Unemployment has fallen almost continuously from just over 5 per cent in early 2016 to 3.6 per cent on average from May to July 2019, according to Statistics Norway’s Labour Force Survey. Over the past six months, the growth in employment has been particularly strong in the construction industry and in several service industries outside of public administration. As an annual average, we expect unemployment to be 3.6 per cent in 2019. Lower international demand will dampen the demand for labour in the years ahead and the unemployment rate will increase to 3.8 per cent in 2022 according to our calculations.

Historically weak krone

The krone has been weak since 2016, and has weakened further in the summer of 2019. The import-weighted krone exchange rate (I44) is around 5 per cent weaker at the beginning of September than at the beginning of 2017, when the economic upturn began. We have assumed unchanged exchange rates throughout the projection period, but there is considerable uncertainty about the development in the exchange rate going forward. Our assumption means that the import-weighted exchange rate on an annual basis will weaken by 2.6 per cent in 2019 and 1.5 per cent in 2020, and that one euro will cost NOK 10.0 up to 2022.

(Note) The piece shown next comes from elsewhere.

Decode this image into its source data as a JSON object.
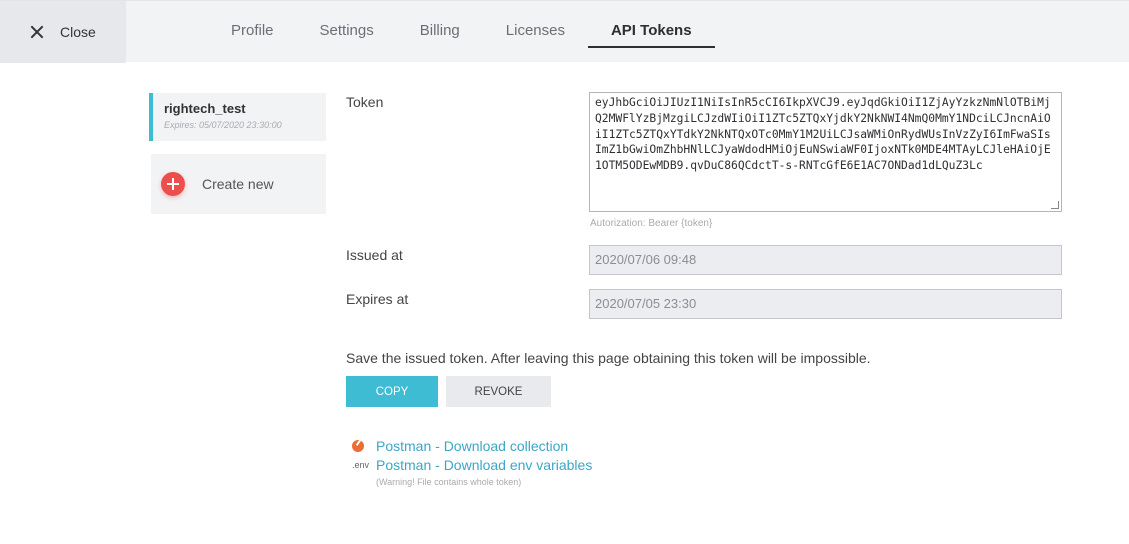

Interest rate peaks and inflation edging towards the target rate

Inflation has fallen somewhat in recent months and was 1.9 per cent in July, measured by the 12-month growth in the consumer price index. Going forward, the weak krone will push up imported inflation. This will be offset by lower international price inflation in imported goods as a result of weaker international economic activity. With a slight rise in productivity growth and roughly unchanged wage growth in the coming years, inflation is set to remain close to the target inflation until 2022. This development assumes that Norges Bank will keep interest rates at the current level throughout the projection period. Although the outlook for the international economy is now less positive, it appears that the weak krone will prevent Norges Bank from having to reduce interest rates in the years ahead. However, there is considerable uncertainty surrounding the development of the krone exchange rate, and if the krone strengthens against the level that Norges Bank considers to be an equilibrium level for the real exchange rate, interest rate cuts may still be necessary. If, on the other hand, developments in the international economy are more positive than we have assumed, for example as a result of dampening trade tensions and the consequences of Brexit being more moderate than envisaged, there could be scope for Norges Bank to raise interest rates in the years ahead.